Nurse Cavell undoubtedly participated in these simple acts of humanity which the Germans construed into 'crimes.' She permitted her hospital to be used in the chain of rest-houses by means of which fugitives escaped detection and capture, as they were passed from point to point towards their golden enfranchisement across the Dutch frontier. Admittedly Miss Cavell did wrong in setting the German military law at defiance, but it was the policy of German 'frightfulness' that was her justification. The enemy army violated their own treaty obligations, and had plundered, burnt, slaughtered, and ravished a helpless people in a manner that had not been conceivable in this twentieth century. Edith Cavell's contact with wounded soldiers had afforded her first-hand information concerning the brutal atrocities of which the invaders were guilty, and doubtless gave rise to a passionate desire to enable any wounded British compatriot, Belgian or French friend, to escape from the common peril.

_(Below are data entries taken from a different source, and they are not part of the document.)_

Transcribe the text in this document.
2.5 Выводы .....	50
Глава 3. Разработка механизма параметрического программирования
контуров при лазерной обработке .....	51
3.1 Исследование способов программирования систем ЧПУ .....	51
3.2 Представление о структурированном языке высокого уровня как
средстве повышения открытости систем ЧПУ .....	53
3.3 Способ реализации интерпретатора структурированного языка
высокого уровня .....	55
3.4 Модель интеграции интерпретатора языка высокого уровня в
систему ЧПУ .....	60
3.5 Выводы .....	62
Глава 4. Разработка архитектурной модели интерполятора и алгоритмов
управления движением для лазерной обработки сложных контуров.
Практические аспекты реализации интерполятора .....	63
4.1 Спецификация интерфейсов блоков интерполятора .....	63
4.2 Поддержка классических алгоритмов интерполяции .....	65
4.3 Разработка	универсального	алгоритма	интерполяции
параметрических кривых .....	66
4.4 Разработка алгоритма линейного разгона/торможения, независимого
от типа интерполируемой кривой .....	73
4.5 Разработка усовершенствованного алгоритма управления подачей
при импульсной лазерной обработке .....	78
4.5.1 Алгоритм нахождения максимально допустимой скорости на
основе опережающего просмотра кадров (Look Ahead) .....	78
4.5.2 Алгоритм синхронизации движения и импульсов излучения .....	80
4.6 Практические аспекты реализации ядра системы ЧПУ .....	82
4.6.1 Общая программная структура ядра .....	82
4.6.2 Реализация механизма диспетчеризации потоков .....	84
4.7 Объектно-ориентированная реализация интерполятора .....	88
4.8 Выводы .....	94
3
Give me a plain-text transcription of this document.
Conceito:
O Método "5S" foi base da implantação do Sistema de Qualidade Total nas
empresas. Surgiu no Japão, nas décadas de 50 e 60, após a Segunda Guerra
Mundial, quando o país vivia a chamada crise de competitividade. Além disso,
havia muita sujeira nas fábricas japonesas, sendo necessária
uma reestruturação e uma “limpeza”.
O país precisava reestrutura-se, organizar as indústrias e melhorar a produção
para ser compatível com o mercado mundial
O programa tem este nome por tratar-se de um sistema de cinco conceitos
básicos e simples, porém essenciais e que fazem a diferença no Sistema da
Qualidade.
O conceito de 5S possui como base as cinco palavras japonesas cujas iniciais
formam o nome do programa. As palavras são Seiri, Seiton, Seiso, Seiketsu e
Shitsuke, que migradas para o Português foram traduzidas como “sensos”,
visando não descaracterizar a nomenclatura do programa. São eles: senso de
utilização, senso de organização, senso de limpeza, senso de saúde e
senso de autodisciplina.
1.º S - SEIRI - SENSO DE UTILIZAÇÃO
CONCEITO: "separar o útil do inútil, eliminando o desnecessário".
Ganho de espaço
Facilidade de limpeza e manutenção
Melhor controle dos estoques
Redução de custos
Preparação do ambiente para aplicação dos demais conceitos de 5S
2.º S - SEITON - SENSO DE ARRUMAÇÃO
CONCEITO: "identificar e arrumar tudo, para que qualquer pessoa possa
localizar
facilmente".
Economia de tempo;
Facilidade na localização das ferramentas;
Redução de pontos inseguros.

For nearly a whole year Nurse Cavell continued her work, one supreme and unbroken test of the heroic spirit with which she was imbued. It was wonderful that her God-given befriending of refugees should have escaped detection so long; but at length the German Administration in Belgium verified some of the escapes of men from their iron thrall, and Edith Cavell was wrenched from her hospital by soldiers and put in prison.